The Campaign Spot

The Attacking Hillary, The Woman At Her Most Authentic

I find myself in total agreement with Campaign Spot reader Joseph on the appeal of the less kindler, less gentler Hillary, mocking Obama and his “celestial choirs“:

Being mean to Obama in this particular way stands at least some chance of helping her. Leaving aside the twaddle about “special interests,” the rest of what she says comes off as sincere–or at least as sincere as Hillary has been able to be since the age of, I dunno, twelve. This kind of meanness is different from the lame, calculated meanness about “change you can Xerox.” Surely she really does hold the Obama-as-Messiah routine in contempt. As surely she should.
I think the woman is mean and vindictive. I dislike her; I really, really dislike her. But when she’s being forthrightly mean and vindictive and is making a valid criticism, I find that a good bit more appealing (and infinitely less nauseous) than the “poor me” Hillary or the clap-and-nod Hillary or the socialist-den-mother Hillary. If she attacks Our Savior in Tuesday’s debate, she will of course get booed by the faithful, but it might not be a bad idea to acknowledge the boos, face up to them, and continue to press the attack. It would draw attention to the one virtue, outside of intelligence, that even her critics grant her. She’s tough.
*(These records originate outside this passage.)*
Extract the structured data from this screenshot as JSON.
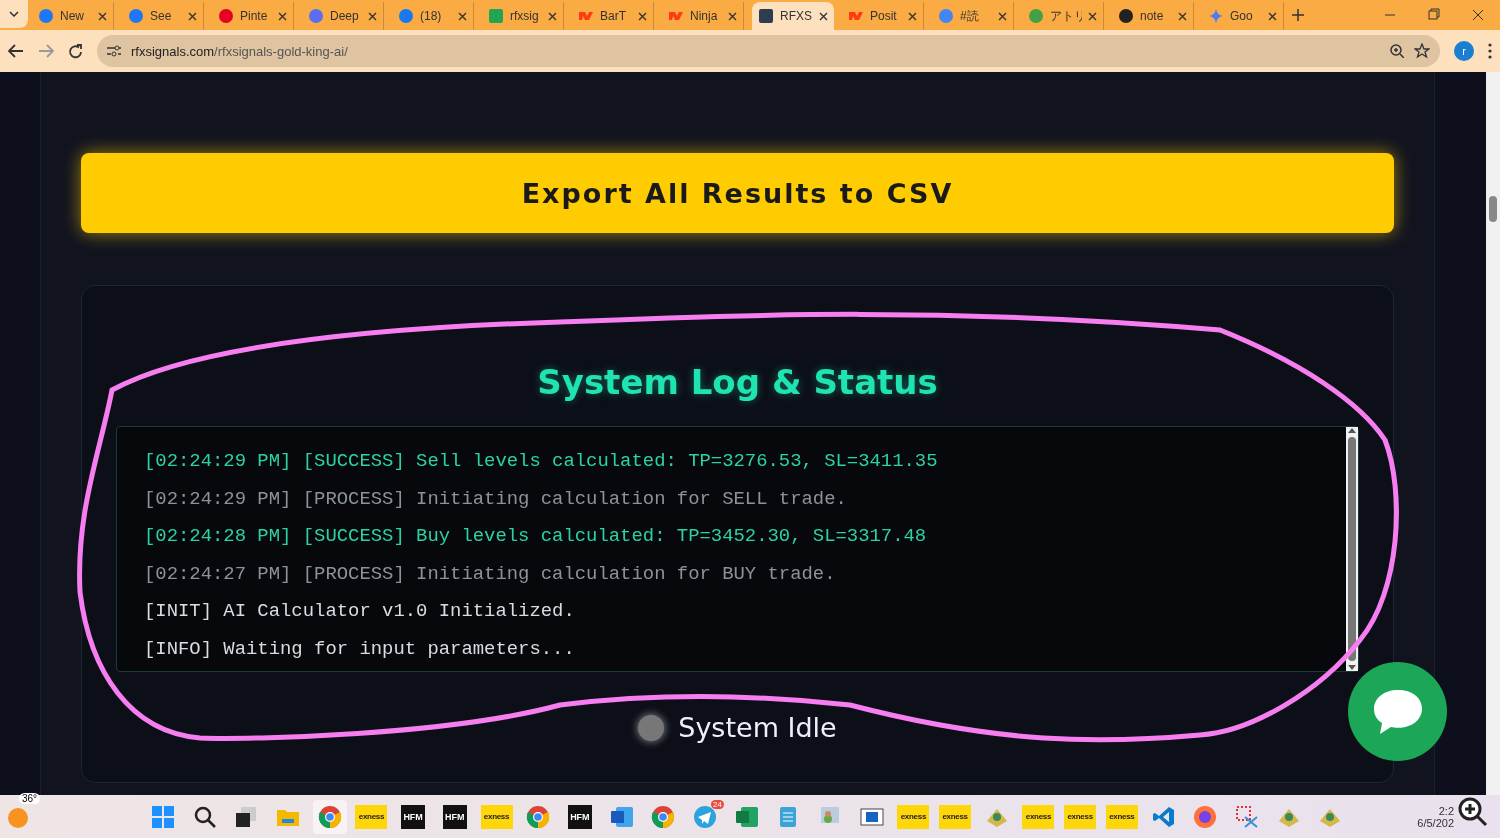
{
  "browser": {
    "tabs": [
      {
        "label": "New",
        "selected": false
      },
      {
        "label": "See",
        "selected": false
      },
      {
        "label": "Pinte",
        "selected": false
      },
      {
        "label": "Deep",
        "selected": false
      },
      {
        "label": "(18)",
        "selected": false
      },
      {
        "label": "rfxsig",
        "selected": false
      },
      {
        "label": "BarT",
        "selected": false
      },
      {
        "label": "Ninja",
        "selected": false
      },
      {
        "label": "RFXS",
        "selected": true
      },
      {
        "label": "Posit",
        "selected": false
      },
      {
        "label": "#読",
        "selected": false
      },
      {
        "label": "アトリ",
        "selected": false
      },
      {
        "label": "note",
        "selected": false
      },
      {
        "label": "Goo",
        "selected": false
      }
    ],
    "address": {
      "domain": "rfxsignals.com",
      "path": "/rfxsignals-gold-king-ai/"
    },
    "profile": "r"
  },
  "page": {
    "export_button": "Export All Results to CSV",
    "log_panel": {
      "title": "System Log & Status",
      "lines": [
        {
          "kind": "success",
          "text": "[02:24:29 PM] [SUCCESS] Sell levels calculated: TP=3276.53, SL=3411.35"
        },
        {
          "kind": "process",
          "text": "[02:24:29 PM] [PROCESS] Initiating calculation for SELL trade."
        },
        {
          "kind": "success",
          "text": "[02:24:28 PM] [SUCCESS] Buy levels calculated: TP=3452.30, SL=3317.48"
        },
        {
          "kind": "process",
          "text": "[02:24:27 PM] [PROCESS] Initiating calculation for BUY trade."
        },
        {
          "kind": "info",
          "text": "[INIT] AI Calculator v1.0 Initialized."
        },
        {
          "kind": "info",
          "text": "[INFO] Waiting for input parameters..."
        }
      ],
      "status": {
        "label": "System Idle",
        "active": false
      }
    }
  },
  "taskbar": {
    "weather": "36°",
    "apps": [
      {
        "kind": "windows"
      },
      {
        "kind": "search"
      },
      {
        "kind": "taskview"
      },
      {
        "kind": "folder"
      },
      {
        "kind": "chrome",
        "selected": true
      },
      {
        "kind": "exness",
        "label": "exness"
      },
      {
        "kind": "hfm",
        "label": "HFM"
      },
      {
        "kind": "hfm",
        "label": "HFM"
      },
      {
        "kind": "exness",
        "label": "exness"
      },
      {
        "kind": "chrome",
        "selected": false
      },
      {
        "kind": "hfm",
        "label": "HFM"
      },
      {
        "kind": "word"
      },
      {
        "kind": "chrome",
        "selected": false
      },
      {
        "kind": "telegram",
        "badge": "24"
      },
      {
        "kind": "excel"
      },
      {
        "kind": "notepad"
      },
      {
        "kind": "people"
      },
      {
        "kind": "window"
      },
      {
        "kind": "exness",
        "label": "exness"
      },
      {
        "kind": "exness",
        "label": "exness"
      },
      {
        "kind": "mt"
      },
      {
        "kind": "exness",
        "label": "exness"
      },
      {
        "kind": "exness",
        "label": "exness"
      },
      {
        "kind": "exness",
        "label": "exness"
      },
      {
        "kind": "vscode"
      },
      {
        "kind": "firefox"
      },
      {
        "kind": "snip"
      },
      {
        "kind": "mt"
      },
      {
        "kind": "mt"
      }
    ],
    "time": "2:2",
    "date": "6/5/202"
  }
}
Ah well. If trends continue and Obama is the nominee, at least the McCain people will be able to use the Hillary clip against him in the fall.
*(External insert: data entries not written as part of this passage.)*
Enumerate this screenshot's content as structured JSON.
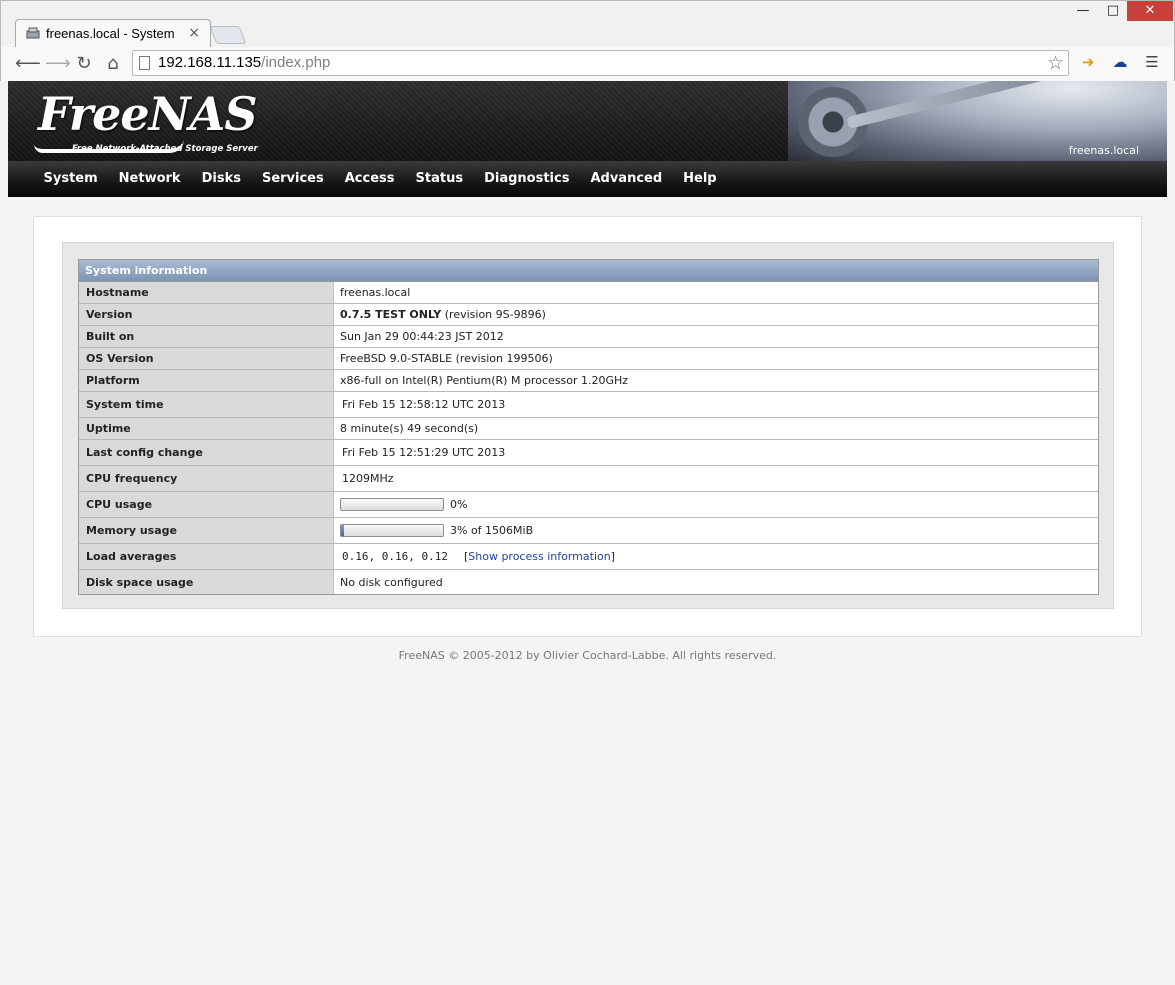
{
  "browser": {
    "tab_title": "freenas.local - System",
    "url_host": "192.168.11.135",
    "url_path": "/index.php",
    "close_tab": "×",
    "win_min": "—",
    "win_max": "□",
    "win_close": "✕"
  },
  "header": {
    "logo": "FreeNAS",
    "tagline": "Free Network-Attached Storage Server",
    "hostname": "freenas.local"
  },
  "menu": [
    "System",
    "Network",
    "Disks",
    "Services",
    "Access",
    "Status",
    "Diagnostics",
    "Advanced",
    "Help"
  ],
  "system_info": {
    "title": "System information",
    "hostname_label": "Hostname",
    "hostname": "freenas.local",
    "version_label": "Version",
    "version_bold": "0.7.5 TEST ONLY",
    "version_rev": "(revision 9S-9896)",
    "built_label": "Built on",
    "built": "Sun Jan 29 00:44:23 JST 2012",
    "os_label": "OS Version",
    "os": "FreeBSD 9.0-STABLE (revision 199506)",
    "platform_label": "Platform",
    "platform": "x86-full on Intel(R) Pentium(R) M processor 1.20GHz",
    "systime_label": "System time",
    "systime": "Fri Feb 15 12:58:12 UTC 2013",
    "uptime_label": "Uptime",
    "uptime": "8 minute(s) 49 second(s)",
    "lastconfig_label": "Last config change",
    "lastconfig": "Fri Feb 15 12:51:29 UTC 2013",
    "cpufreq_label": "CPU frequency",
    "cpufreq": "1209MHz",
    "cpuusage_label": "CPU usage",
    "cpuusage": "0%",
    "cpuusage_fraction": 0.0,
    "memusage_label": "Memory usage",
    "memusage": "3% of 1506MiB",
    "memusage_fraction": 0.03,
    "load_label": "Load averages",
    "load": "0.16, 0.16, 0.12",
    "load_link_open": "[",
    "load_link": "Show process information",
    "load_link_close": "]",
    "disk_label": "Disk space usage",
    "disk": "No disk configured"
  },
  "footer": "FreeNAS © 2005-2012 by Olivier Cochard-Labbe. All rights reserved.",
  "colors": {
    "title_bar": "#8aa1bf",
    "close_button": "#c7403a",
    "link": "#2046a0"
  }
}
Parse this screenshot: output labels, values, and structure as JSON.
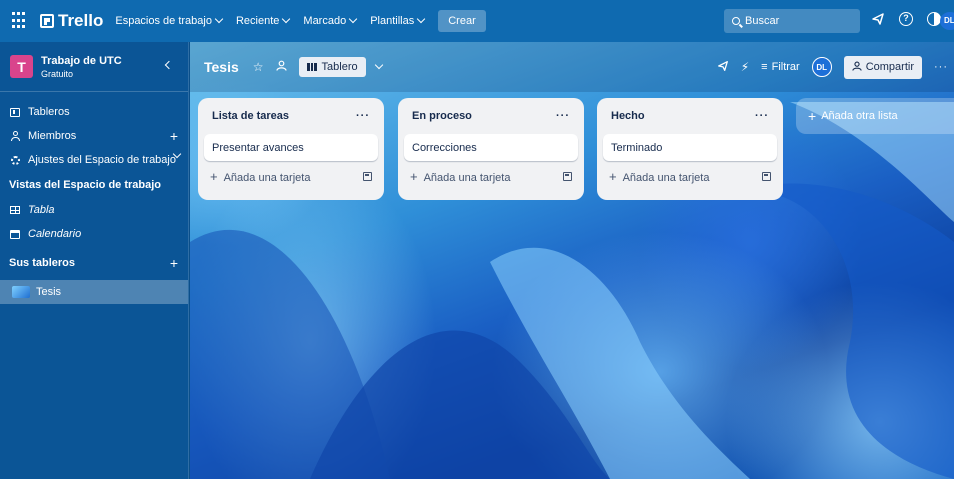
{
  "topnav": {
    "logo_text": "Trello",
    "menu": [
      {
        "label": "Espacios de trabajo"
      },
      {
        "label": "Reciente"
      },
      {
        "label": "Marcado"
      },
      {
        "label": "Plantillas"
      }
    ],
    "create_label": "Crear",
    "search_placeholder": "Buscar",
    "avatar_initials": "DL"
  },
  "sidebar": {
    "workspace_initial": "T",
    "workspace_name": "Trabajo de UTC",
    "workspace_plan": "Gratuito",
    "items": [
      {
        "label": "Tableros",
        "icon": "board-icon"
      },
      {
        "label": "Miembros",
        "icon": "person-icon"
      },
      {
        "label": "Ajustes del Espacio de trabajo",
        "icon": "gear-icon"
      }
    ],
    "views_title": "Vistas del Espacio de trabajo",
    "views": [
      {
        "label": "Tabla",
        "icon": "table-icon"
      },
      {
        "label": "Calendario",
        "icon": "calendar-icon"
      }
    ],
    "boards_title": "Sus tableros",
    "boards": [
      {
        "label": "Tesis"
      }
    ]
  },
  "board": {
    "title": "Tesis",
    "view_label": "Tablero",
    "filter_label": "Filtrar",
    "avatar_initials": "DL",
    "share_label": "Compartir",
    "lists": [
      {
        "title": "Lista de tareas",
        "cards": [
          "Presentar avances"
        ],
        "add_label": "Añada una tarjeta"
      },
      {
        "title": "En proceso",
        "cards": [
          "Correcciones"
        ],
        "add_label": "Añada una tarjeta"
      },
      {
        "title": "Hecho",
        "cards": [
          "Terminado"
        ],
        "add_label": "Añada una tarjeta"
      }
    ],
    "add_list_label": "Añada otra lista"
  }
}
Jen Rubin points out that this isn’t a message that Democratic primary voters want to hear. They don’t think Obama is too liberal, and they don’t think building utopia will be hard.
She’s right, but Democrats do sometimes pull back from the ledge. They preferred John Kerry over Howard Dean. In the 2004 race, the key issue was electability; Kerry convinced Iowa Democrats that Dean was unelectable (and the scream confirmed it). That’s why we’re seeing the Somali garb, the “he uses Karl Rove’s tactics,” everything. Hillary is (finally) trying to convince Democrats that they’re on the verge of making a terrible mistake, handing the nomination to an inexperienced guy, who has never run a tough general election campaign, with a glass jaw going up against the one Republican who still has great ratings among independents.
She can argue, rather plausibly, that many Americans haven’t heard a discouraging word about Obama since this race began. What will Obama’s ratings look like when they hear the other side of the story? How will the thumbs up from Louis Farrakhan play in suburbia?